Amidst all the talk of productivity and disruption, AI safety remains a looming concern. While the “paperclip" scenario — where AI takes over the world without caring for human welfare — is often the headline, Davis viewed it as a more immediate risk. “I’m much more worried about highly empowered human beings with mal-intent utilising this technology,” he said.

That’s where responsible development comes in. Companies like OpenAI and Anthropic, Davis observed, are investing enormous resources into monitoring and aligning capabilities. Much of this manifests in the kinds of questions AI systems refuse to answer, like how to build chemical weapons, he said. These filters are there because of active work from internal alignment and safety teams.

Meanwhile, Davis stressed that no one has all the answers as it is an evolving field with high uncertainty and little precedent.

Managing the impact: Three strategies 

With so much uncertainty, how should companies respond? Here is one answer according to Davis. Some companies are going all in, aiming to become hyperscalers in AI infrastructure and model development. This route offers massive potential rewards, but it comes with high risk.
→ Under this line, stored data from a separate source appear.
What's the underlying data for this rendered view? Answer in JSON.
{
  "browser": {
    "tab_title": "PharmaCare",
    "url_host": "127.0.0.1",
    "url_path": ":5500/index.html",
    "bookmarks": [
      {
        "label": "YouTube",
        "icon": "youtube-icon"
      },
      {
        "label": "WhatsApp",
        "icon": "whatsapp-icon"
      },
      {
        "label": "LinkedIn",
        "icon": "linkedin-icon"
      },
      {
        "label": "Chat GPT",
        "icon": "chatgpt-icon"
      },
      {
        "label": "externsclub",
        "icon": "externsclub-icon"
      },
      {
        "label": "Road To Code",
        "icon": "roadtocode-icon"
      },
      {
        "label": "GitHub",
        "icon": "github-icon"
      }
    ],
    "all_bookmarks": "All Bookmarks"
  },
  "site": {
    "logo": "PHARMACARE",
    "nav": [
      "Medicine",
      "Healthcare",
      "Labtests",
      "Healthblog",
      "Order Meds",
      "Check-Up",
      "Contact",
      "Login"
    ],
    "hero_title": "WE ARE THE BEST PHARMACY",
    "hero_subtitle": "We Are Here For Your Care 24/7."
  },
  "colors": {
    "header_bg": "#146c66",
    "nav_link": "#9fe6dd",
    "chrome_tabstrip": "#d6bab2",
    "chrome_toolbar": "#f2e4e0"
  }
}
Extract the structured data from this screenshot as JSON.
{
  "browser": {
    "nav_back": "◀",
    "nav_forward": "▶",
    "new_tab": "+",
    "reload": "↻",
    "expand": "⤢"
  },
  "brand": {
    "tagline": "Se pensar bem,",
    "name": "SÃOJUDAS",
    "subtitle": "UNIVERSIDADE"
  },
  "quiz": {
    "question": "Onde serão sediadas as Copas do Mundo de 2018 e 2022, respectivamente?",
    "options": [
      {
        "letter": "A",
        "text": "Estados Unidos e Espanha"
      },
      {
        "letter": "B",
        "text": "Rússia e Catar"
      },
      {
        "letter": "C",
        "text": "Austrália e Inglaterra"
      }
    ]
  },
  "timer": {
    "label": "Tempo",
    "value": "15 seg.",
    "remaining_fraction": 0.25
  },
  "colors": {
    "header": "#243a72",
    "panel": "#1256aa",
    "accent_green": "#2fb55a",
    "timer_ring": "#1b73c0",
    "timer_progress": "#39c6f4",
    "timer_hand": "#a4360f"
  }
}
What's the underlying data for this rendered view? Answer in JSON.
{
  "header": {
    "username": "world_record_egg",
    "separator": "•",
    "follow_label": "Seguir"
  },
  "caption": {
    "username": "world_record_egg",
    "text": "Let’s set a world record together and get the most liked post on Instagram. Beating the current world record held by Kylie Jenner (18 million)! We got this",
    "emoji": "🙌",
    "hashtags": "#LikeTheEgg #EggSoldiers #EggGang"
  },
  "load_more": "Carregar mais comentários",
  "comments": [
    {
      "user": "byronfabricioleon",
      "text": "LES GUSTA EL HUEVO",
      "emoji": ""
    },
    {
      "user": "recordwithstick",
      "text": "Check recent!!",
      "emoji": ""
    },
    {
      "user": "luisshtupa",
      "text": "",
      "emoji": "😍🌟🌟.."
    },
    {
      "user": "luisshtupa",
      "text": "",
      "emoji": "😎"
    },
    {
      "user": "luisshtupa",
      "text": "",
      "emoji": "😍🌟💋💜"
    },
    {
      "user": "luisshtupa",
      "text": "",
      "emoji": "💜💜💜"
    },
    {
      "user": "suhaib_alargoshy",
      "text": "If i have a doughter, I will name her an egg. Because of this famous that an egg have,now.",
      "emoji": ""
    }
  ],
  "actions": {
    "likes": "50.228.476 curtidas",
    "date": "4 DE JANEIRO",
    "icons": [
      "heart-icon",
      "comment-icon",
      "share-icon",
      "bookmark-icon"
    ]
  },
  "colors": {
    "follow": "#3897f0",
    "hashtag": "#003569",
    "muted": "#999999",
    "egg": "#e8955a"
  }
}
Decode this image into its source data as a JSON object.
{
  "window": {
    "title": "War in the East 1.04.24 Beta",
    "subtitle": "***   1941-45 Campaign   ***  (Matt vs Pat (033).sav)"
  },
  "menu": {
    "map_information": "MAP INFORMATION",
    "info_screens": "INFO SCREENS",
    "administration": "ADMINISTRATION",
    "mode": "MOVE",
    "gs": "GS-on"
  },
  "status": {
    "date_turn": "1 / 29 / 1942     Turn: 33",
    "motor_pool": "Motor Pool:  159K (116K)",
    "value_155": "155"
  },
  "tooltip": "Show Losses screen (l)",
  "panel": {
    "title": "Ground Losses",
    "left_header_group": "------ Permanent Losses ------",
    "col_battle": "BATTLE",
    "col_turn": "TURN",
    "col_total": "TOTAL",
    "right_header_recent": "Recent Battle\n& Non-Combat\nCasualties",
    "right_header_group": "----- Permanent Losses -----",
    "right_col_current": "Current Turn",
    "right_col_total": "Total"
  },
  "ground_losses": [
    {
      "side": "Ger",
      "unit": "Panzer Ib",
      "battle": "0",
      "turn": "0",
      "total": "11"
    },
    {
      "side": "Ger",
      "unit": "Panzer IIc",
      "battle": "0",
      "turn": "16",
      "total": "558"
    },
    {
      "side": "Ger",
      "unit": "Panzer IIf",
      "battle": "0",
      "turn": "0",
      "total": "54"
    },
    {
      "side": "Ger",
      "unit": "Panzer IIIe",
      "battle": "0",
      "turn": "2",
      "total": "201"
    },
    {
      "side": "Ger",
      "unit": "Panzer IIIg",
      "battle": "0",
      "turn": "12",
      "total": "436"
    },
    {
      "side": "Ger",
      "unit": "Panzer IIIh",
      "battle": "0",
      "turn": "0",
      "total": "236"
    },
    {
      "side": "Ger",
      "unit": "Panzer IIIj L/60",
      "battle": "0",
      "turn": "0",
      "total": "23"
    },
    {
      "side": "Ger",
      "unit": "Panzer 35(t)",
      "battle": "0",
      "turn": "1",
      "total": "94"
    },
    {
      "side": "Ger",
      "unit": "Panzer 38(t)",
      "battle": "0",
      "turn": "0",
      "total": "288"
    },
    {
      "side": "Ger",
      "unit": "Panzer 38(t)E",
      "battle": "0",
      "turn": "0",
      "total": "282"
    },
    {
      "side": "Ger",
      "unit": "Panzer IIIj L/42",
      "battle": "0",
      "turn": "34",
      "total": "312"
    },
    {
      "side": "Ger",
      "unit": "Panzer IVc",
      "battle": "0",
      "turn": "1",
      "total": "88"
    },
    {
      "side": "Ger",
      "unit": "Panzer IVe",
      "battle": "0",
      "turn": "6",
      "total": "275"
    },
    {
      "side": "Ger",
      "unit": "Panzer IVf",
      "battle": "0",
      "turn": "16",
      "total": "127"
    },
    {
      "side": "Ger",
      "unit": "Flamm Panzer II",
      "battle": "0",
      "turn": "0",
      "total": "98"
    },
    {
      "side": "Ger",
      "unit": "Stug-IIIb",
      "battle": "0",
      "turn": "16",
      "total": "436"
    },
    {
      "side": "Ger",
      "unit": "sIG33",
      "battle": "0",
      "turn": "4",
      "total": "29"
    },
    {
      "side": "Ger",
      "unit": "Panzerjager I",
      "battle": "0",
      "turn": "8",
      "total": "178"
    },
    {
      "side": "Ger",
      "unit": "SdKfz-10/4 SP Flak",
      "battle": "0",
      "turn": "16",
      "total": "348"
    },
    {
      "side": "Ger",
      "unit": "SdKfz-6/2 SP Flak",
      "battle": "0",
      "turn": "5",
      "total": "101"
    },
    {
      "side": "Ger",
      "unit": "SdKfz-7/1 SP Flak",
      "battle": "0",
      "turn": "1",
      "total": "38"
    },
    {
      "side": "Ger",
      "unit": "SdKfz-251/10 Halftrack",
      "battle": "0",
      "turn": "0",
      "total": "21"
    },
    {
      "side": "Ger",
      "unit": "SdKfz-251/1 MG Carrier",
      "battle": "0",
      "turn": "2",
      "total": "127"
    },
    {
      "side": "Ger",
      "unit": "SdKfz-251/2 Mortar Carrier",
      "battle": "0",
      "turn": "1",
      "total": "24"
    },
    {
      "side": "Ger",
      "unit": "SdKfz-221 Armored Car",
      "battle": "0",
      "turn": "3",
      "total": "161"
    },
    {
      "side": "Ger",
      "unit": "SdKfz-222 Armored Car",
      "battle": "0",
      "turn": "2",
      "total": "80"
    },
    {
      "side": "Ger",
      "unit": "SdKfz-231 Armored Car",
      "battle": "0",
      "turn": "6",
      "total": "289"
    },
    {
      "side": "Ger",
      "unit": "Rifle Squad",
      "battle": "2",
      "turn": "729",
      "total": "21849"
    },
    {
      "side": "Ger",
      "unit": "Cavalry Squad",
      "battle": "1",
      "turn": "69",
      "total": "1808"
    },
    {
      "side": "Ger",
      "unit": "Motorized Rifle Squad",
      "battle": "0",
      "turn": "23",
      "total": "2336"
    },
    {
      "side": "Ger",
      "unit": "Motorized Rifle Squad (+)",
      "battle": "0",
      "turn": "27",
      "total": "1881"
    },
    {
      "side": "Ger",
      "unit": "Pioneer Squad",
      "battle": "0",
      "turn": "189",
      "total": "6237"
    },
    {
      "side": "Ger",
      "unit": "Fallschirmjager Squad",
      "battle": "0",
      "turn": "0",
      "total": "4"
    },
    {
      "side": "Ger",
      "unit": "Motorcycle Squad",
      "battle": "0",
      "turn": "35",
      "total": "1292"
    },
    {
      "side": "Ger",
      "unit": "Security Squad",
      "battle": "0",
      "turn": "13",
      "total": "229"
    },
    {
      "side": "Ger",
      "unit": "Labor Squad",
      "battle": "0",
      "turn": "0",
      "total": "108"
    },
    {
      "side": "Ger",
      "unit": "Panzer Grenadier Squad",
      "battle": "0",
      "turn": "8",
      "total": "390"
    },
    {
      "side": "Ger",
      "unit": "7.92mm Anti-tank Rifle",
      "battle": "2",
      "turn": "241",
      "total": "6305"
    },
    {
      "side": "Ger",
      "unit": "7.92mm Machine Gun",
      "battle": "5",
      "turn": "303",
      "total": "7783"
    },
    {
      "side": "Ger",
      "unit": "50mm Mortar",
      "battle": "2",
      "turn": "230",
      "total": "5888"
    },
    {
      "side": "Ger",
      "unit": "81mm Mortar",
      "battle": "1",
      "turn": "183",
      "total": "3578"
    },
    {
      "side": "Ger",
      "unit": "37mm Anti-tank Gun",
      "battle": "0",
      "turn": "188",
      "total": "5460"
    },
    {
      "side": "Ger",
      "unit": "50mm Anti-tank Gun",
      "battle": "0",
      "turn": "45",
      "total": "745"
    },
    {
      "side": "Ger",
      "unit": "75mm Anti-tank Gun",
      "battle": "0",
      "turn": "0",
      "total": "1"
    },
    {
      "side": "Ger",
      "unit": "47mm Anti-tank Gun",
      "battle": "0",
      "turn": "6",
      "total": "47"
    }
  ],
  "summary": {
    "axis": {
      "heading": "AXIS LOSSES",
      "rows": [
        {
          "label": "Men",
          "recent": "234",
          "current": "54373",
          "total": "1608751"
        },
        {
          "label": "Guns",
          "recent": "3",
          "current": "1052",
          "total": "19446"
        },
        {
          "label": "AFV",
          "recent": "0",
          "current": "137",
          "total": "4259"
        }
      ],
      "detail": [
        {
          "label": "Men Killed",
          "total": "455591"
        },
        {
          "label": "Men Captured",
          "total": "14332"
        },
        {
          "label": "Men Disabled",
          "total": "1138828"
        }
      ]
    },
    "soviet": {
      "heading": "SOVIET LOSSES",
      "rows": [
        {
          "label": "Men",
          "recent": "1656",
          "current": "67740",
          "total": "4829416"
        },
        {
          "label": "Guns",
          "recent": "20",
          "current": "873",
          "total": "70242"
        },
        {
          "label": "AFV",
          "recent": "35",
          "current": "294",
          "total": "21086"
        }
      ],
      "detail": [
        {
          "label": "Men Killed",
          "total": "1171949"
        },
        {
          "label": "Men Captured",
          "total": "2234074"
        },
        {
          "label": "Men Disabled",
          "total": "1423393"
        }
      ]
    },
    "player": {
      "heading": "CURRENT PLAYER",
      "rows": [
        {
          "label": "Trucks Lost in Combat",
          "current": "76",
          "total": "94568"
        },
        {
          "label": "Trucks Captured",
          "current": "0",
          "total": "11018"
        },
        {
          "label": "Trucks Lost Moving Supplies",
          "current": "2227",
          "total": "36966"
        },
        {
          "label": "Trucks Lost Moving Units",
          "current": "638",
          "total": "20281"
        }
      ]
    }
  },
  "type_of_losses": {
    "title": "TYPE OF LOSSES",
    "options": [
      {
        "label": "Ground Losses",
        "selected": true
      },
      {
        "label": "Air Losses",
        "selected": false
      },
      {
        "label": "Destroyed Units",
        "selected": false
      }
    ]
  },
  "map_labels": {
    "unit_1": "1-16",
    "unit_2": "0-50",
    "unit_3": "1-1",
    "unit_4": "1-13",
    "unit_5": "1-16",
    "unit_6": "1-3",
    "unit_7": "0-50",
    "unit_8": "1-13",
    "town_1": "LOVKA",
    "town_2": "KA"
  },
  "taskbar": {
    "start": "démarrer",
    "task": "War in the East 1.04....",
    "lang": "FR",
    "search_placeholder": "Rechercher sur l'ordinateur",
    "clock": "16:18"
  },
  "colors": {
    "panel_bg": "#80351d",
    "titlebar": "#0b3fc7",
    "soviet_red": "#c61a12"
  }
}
Only a few will survive in a hyperscale world.

Others take the “wait and see” approach, delaying adoption to avoid investing in tools that may be outdated in six months. There’s a rational logic to this; the field evolves fast, and early adopters sometimes build on tech that quickly becomes obsolete.

Then there’s a third strategy — flexible experimentation. Companies like Tesla and Palantir exemplify this. Instead of betting everything on one platform, they build product systems that allow continuous iteration. Palantir, in particular, works by embedding AI into frontline workflows, identifying “superusers”, and diffusing capabilities from the ground up. 

Individual agency: Try fast, learn faster

For individuals, the key is not waiting for perfect conditions — it’s acting now. As Davis highlighted through the “midwit meme,” sometimes both the smartest and the most naive act first, while those in the middle overthink and wait. 

This ethos shapes how Davis now teaches entrepreneurship at INSEAD. Every student is required to build an AI app and agent as part of the course. No Power Point plans, no speculative decks — just build something. 

The AI economy isn’t coming — it’s here

Whether you look at job displacement in white-collar industries, government-scale investments from the US and China, or the shifting strategies of global corporations, the signs are undeniable. But the story of AI’s disruption is not just about the power of machines — it’s about the choices we make in response. The future won’t be shaped by predictions. It will be shaped by those who act, experiment, and adapt — today.